Mais ce seul échantillon ne saurait suffire, il faut retenter l’expérience pour se convaincre que l’échantillon précédent n’était pas une "aberration" de calcul. On peut même étendre l’échantillon à 100 000 000 de parties, voire même à 1 milliard de parties sans mettre trop en difficulté le processeur de l’ordinateur.
Pour 100 millions de parties, on obtient environ une heure plus tard :
Survivants = 7, Fréquence = 0.185511
Moyenne des survivants = 6.999739
Ce qui donne encore plus de crédit aux hypothèses précédentes.
Le point de vue du joueur : estimer mes chances de survie
Pour le joueur au dossard 1, les choses sont extrêmement simples.
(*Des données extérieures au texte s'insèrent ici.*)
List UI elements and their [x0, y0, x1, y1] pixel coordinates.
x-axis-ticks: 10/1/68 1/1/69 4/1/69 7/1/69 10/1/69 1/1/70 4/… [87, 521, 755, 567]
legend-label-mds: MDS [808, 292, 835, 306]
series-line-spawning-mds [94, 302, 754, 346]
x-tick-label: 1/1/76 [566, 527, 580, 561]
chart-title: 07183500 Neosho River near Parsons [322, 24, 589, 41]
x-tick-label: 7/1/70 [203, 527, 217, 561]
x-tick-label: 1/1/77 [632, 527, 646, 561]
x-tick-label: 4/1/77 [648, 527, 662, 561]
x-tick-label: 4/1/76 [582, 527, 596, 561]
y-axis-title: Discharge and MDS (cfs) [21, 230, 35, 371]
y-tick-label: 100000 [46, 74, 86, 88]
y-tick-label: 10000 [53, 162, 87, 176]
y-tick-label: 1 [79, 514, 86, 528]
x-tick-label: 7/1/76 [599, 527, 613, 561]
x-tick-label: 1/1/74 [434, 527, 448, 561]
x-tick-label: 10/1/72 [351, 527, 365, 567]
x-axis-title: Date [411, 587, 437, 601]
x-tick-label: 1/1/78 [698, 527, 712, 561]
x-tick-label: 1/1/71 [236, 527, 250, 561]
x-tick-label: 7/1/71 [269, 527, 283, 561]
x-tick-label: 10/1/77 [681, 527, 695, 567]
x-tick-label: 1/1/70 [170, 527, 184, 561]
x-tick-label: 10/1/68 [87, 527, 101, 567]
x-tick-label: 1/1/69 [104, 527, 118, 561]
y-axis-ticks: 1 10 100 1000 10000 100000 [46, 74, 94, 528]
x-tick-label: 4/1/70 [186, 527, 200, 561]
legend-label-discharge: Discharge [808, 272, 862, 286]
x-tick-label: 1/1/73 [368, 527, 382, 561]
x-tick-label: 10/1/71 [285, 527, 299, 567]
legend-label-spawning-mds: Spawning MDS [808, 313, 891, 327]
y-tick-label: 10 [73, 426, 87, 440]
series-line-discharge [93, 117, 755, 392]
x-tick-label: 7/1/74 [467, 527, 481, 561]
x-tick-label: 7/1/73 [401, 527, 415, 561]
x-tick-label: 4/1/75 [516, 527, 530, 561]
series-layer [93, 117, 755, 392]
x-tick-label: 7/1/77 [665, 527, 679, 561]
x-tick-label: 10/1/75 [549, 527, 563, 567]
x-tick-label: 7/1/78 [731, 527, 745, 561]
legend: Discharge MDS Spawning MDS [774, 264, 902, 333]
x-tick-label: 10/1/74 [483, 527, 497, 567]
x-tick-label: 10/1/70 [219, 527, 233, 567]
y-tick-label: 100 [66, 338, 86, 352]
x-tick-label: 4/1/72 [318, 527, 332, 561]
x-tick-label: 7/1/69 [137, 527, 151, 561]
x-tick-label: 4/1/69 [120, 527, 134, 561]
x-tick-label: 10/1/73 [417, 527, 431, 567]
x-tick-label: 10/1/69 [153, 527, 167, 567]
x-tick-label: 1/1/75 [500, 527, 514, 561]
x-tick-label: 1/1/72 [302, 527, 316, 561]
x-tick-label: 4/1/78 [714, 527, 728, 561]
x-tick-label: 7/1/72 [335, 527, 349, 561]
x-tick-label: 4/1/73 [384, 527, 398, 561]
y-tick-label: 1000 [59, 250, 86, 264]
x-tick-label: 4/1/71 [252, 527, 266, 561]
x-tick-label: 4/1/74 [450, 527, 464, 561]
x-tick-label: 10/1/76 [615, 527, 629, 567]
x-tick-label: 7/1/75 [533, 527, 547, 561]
Il doit enchaîner 18 tirages aléatoires indépendants les uns des autres dont chacun a une probabilité de succès égale à $\frac{1}{2}$. Sa probabilité de réussite pour passer de l’autre côté du pont est donc égale à $(\frac{1}{2})^{18}$, autrement dit il a une chance sur 262 144 de s’en sortir vivant. C’est très peu.
Si l’on note X le nombre de panneaux franchis par un joueur, il s’agit en fait de calculer P(X = 18) où X suit la loi binomiale B(18 ;$\frac{1}{2}$).
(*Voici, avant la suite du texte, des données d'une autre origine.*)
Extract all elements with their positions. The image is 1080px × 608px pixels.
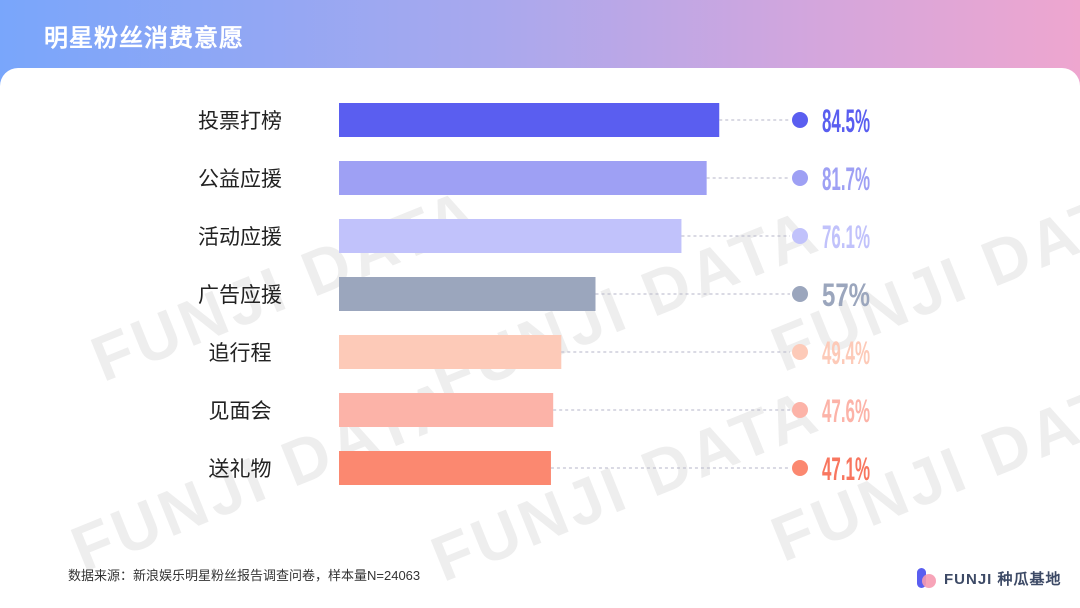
- data-source-note: 数据来源：新浪娱乐明星粉丝报告调查问卷，样本量N=24063: [68, 568, 421, 583]
- data-label: 57%: [822, 277, 870, 313]
- category-label: 送礼物: [209, 458, 272, 481]
- value-dot: [792, 402, 808, 418]
- bar: [339, 335, 562, 369]
- bar: [339, 219, 682, 253]
- data-label: 84.5%: [822, 103, 870, 139]
- category-label: 公益应援: [198, 168, 282, 191]
- bar: [339, 393, 554, 427]
- category-label: 见面会: [209, 400, 272, 423]
- category-label: 投票打榜: [198, 110, 282, 133]
- page-title: 明星粉丝消费意愿: [44, 25, 244, 52]
- data-label: 47.6%: [822, 393, 870, 429]
- data-label: 47.1%: [822, 451, 870, 487]
- data-label: 81.7%: [822, 161, 870, 197]
- value-dot: [792, 170, 808, 186]
- brand-name: FUNJI 种瓜基地: [944, 570, 1062, 588]
- data-label: 49.4%: [822, 335, 870, 371]
- brand: FUNJI 种瓜基地: [914, 566, 1062, 590]
- value-dot: [792, 344, 808, 360]
- bar: [339, 451, 551, 485]
- bar: [339, 161, 707, 195]
- category-label: 广告应援: [198, 284, 282, 307]
- bar: [339, 277, 596, 311]
- category-label: 追行程: [209, 342, 272, 365]
- value-dot: [792, 228, 808, 244]
- funji-logo-icon: [917, 568, 936, 588]
- value-dot: [792, 286, 808, 302]
- bar: [339, 103, 720, 137]
- category-label: 活动应援: [198, 226, 282, 249]
- value-dot: [792, 460, 808, 476]
- value-dot: [792, 112, 808, 128]
- data-label: 76.1%: [822, 219, 870, 255]
- header-bar: 明星粉丝消费意愿: [0, 0, 1080, 70]
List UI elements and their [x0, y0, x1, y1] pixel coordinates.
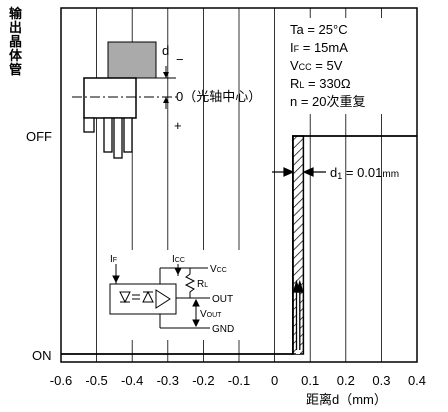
minus-sign: −	[176, 52, 184, 67]
x-tick-label: -0.3	[157, 373, 179, 388]
switching-curve	[61, 135, 417, 355]
circuit-rl-label: RL	[197, 279, 208, 290]
circuit-gnd-label: GND	[212, 324, 234, 335]
circuit-icc-label: ICC	[172, 254, 185, 265]
d-arrowhead	[163, 97, 169, 103]
d-arrowhead	[163, 72, 169, 78]
plus-sign: +	[174, 118, 182, 133]
condition-rl: RL = 330Ω	[290, 76, 351, 91]
circuit-labels: IF ICC VCC RL OUT VOUT GND	[110, 254, 234, 335]
circuit-vout-label: VOUT	[200, 309, 222, 320]
y-title-char: 体	[9, 48, 23, 63]
d-label: d	[162, 43, 169, 58]
y-title-char: 输	[9, 6, 23, 21]
condition-if: IF = 15mA	[290, 40, 348, 55]
band-gap-mask	[296, 287, 300, 354]
condition-vcc: VCC = 5V	[290, 58, 343, 73]
on-label: ON	[32, 348, 52, 363]
sensor-lead	[123, 117, 133, 153]
condition-n: n = 20次重复	[290, 94, 366, 109]
sensor-housing	[83, 77, 137, 119]
zero-label: 0（光轴中心）	[176, 89, 261, 104]
x-tick-label: -0.5	[85, 373, 107, 388]
x-tick-label: 0.4	[408, 373, 426, 388]
y-title-char: 出	[9, 20, 22, 35]
condition-ta: Ta = 25°C	[290, 22, 348, 37]
y-axis-title: 输 出 晶 体 管	[9, 6, 23, 77]
x-tick-labels: -0.6 -0.5 -0.4 -0.3 -0.2 -0.1 0 0.1 0.2 0.3 0.4	[50, 373, 426, 388]
sensor-lead	[113, 117, 123, 159]
x-tick-label: -0.4	[121, 373, 143, 388]
x-tick-label: 0.2	[337, 373, 355, 388]
x-tick-label: -0.2	[192, 373, 214, 388]
conditions-background	[287, 18, 407, 114]
test-conditions: Ta = 25°C IF = 15mA VCC = 5V RL = 330Ω n…	[287, 18, 407, 114]
x-tick-label: -0.6	[50, 373, 72, 388]
ic-package	[109, 283, 177, 315]
circuit-if-label: IF	[110, 254, 117, 265]
sensor-tab	[83, 117, 95, 133]
circuit-out-label: OUT	[212, 294, 233, 305]
rising-arrows	[292, 279, 304, 350]
y-title-char: 晶	[9, 34, 22, 49]
x-tick-label: 0	[271, 373, 278, 388]
circuit-vcc-label: VCC	[210, 264, 227, 275]
circuit-schematic	[100, 250, 250, 340]
sensor-lead	[103, 117, 113, 153]
sensor-illustration: d − 0（光轴中心） +	[72, 41, 261, 159]
x-tick-label: 0.1	[301, 373, 319, 388]
x-tick-label: -0.1	[228, 373, 250, 388]
d1-label: d1 = 0.01mm	[330, 165, 399, 181]
off-label: OFF	[26, 129, 52, 144]
sensing-object	[107, 41, 157, 79]
y-title-char: 管	[9, 62, 22, 77]
d1-dimension-arrows	[272, 167, 326, 177]
x-axis-title: 距离d（mm）	[306, 392, 387, 407]
x-tick-label: 0.3	[372, 373, 390, 388]
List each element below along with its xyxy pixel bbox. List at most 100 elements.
Pour le joueur 2, la connaissance du parcours du joueur 1 est indiscutablement avantageuse. Dans l’hypothèse où le joueur 1 n’a pas réussi à traverser entièrement le pont, il a néanmoins apporté au moins une information (échec au panneau 1) et cela donc permet au moins au joueur 2 de trouver un bon panneau à coup sûr....Peut-être même davantage si le joueur a réussi à trouver plusieurs panneaux corrects avant de tomber. Il reste alors au maximum 17 panneaux douteux.
Il faut alors tenir des différentes possibilités :
- Si le joueur 2 commence à devoir choisir alors qu’il est situé sur le panneau 1, il lui reste 17 panneaux à franchir. La probabilité de le faire est alors : $(\frac{1}{2})^{17}$.
- Si le joueur 2 commence à devoir choisir alors qu’il est situé sur le panneau 2, il lui reste 16 panneaux à franchir. La probabilité de le faire est alors : $(\frac{1}{2})^{16}$.
- Et ainsi suite...
Dans un ressort scénaristique, le joueur #062, qui porte le dossard 3 lors de cette épreuve et qui est professeur de mathématiques, révèle ainsi sa probabilité de succès alors qu’il lui reste 15 panneaux à découvrir. Sa probabilité de le faire est alors : $(\frac{1}{2})^{15}$, soit une chance sur 32 768. Ce qu’il calcule parfaitement malgré la pression avant d’affirmer que c’est très peu et de mourir, en ayant quand même réussi à dévoiler 4 panneaux corrects. Pauvre professeur de mathématiques !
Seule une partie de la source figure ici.